Speculation hinges not on whether — but when and where — she shakes up personnel in a $2.5 billion-plus system with 3,600 judges and 15,000 nonjudicial employees.
Just below DiFiore in the hierarchy, Judge Lawrence K. Marks has served as the system’s chief administrative judge since July, when his predecessor Gail Prudenti left for an academic post at Hofstra University. Whether DiFiore sticks with Marks or looks at some point to install her own appointee remains to be seen.
DiFiore’s predecessor Jonathan Lippman served as administrative judge under the late chief judge Judith Kaye, before succeeding her.
But DiFiore took a different route to the top rung at the Court of Appeals. She has been a visible public figure for some time, unlike Lippman who rose through the ranks of the court system. A Republican-turned-Democrat, the 60-year-old DiFiore was elected three times in the past 10 years as Westchester County district attorney. Before that, she had been elected as a county judge and a State Supreme Court justice.
Clearly allied with Gov. Andrew M. Cuomo, she served as his chairwoman on the state’s sometimes-contentious joint ethics commission before he nominated her to the high court.
But as with the personnel picks to come, DiFiore has yet to reveal precisely what if any new procedural reforms she might pursue.
During a Senate confirmation hearing Wednesday, she indicated she would continue Lippman’s recent administrative changes aimed at reducing long incarcerations before trial of those who cannot make bail.
She was not asked about whether she supported Lippman’s proposal to have judges supervise grand juries for cases in which police kill civilians. Most DAs, whose state association she once led, oppose ceding control of these cases.
Lippman also sought to raise the age at which adolescents can be criminally charged as adults and upgrade representation for the poor in civil and criminal cases.

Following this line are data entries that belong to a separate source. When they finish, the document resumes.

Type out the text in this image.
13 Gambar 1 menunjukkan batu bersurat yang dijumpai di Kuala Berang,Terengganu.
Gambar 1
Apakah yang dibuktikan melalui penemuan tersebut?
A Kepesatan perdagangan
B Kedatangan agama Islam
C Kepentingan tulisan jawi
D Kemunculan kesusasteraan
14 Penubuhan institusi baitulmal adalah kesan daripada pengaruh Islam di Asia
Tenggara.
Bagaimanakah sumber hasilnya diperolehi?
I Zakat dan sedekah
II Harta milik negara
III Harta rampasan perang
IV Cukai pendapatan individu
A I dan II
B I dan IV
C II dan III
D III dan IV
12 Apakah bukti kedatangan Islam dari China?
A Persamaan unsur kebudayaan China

Cuomo seems to have never deceived anyone into thinking he was enamored of Lippman. Any potential rival power, of course, might be regarded warily in the Capitol’s executive offices.
Funding also is a perennial source of tension between chief judges and governors. In his latest budget message, Cuomo responded with a small lecture to Lippman’s request for a 2.4 percent increase for the courts.
Cuomo wrote: “We collectively have a fiscally responsible goal of controlling excessive spending for all of New York State government to the benefit of its taxpayers.” He said any boost should be kept to 2 percent.
That, too, is now DiFiore’s problem.